Following on from yesterdays post, the new fence was erected in place of the demolished hedge and I lost no time in replacing the old hedge with a mixture of Hazel, Hornbeam and Cherry unerplanted with snowdrops. It will be a while before it has thickened up enough for my birds to nest in it , but it has started shooting again after the winter so there is hope. 



My beloved Ash tree has been replaced with a Mountain Ash, which I hope the birds will get to love as much as they loved the old tree.


I used to sit under the Ash tree with my morning coffee, so I have planted a chamomile 'lawn', and placed a bench and Buddha and made  my meditation corner under the Mountain Ash.

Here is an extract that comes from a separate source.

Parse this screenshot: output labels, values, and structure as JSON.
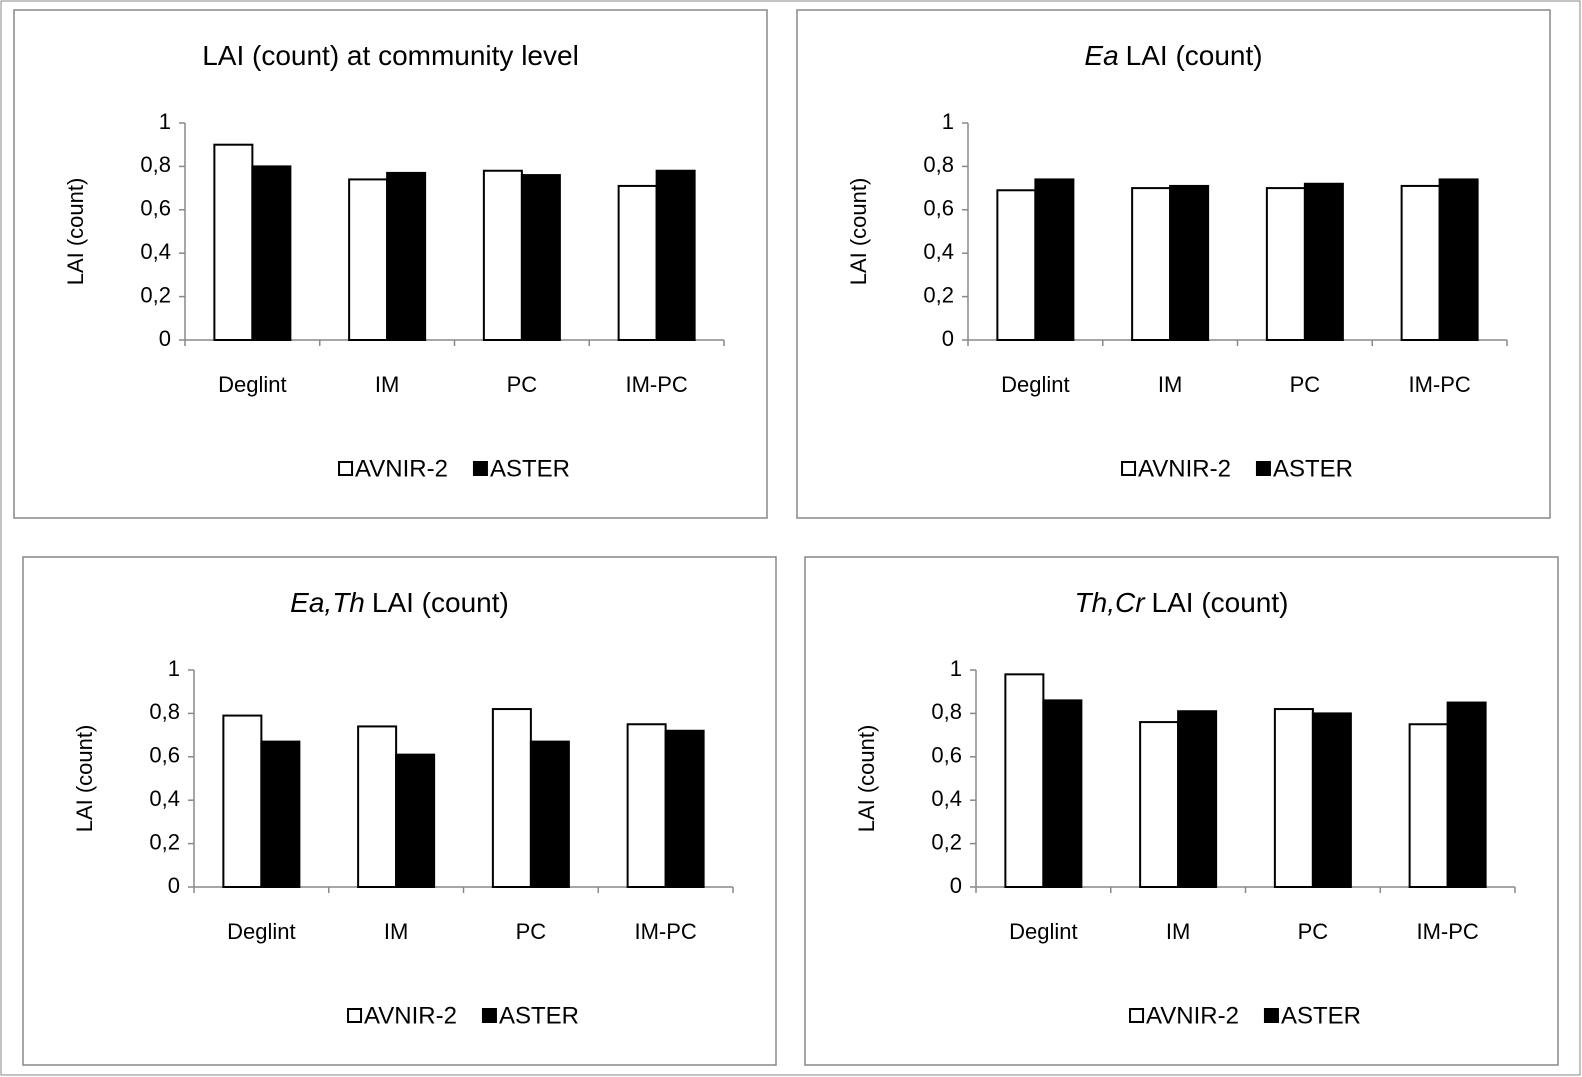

The front hedge was a bit more of a problem to replace, the workmen had been told only to take the Ash bushes out and leave the Fuschias and all the other plants in front of the hedge. To be fare they were brilliant and treated the garden with as much respect as was possible under the circumstances. I hard pruned my flowering currant and stuck the clippings in the ground and they look as though they have taken as there are new shoots appearing, also some pieces of a bush with orange flowers whose name I have forgotten look as though they may come. A Black Elder bush was replanted there and an apple tree a neighbour had grown from seed has found a home there. Two bronze beech bushes and a clump of crocus are by the side of.
 my bench.




The workmen were told to dig my winter flowering Jasmine up under pain of death and bless them they managed to put the new fence up round her, and she has repaid their care by flowering better than ever in this her third year.


They also managed to save my Dorothy Perkins(?) rose.

It was well worth all the gallons of coffee they got through as they were much more careful in my garden than some of the others in the road.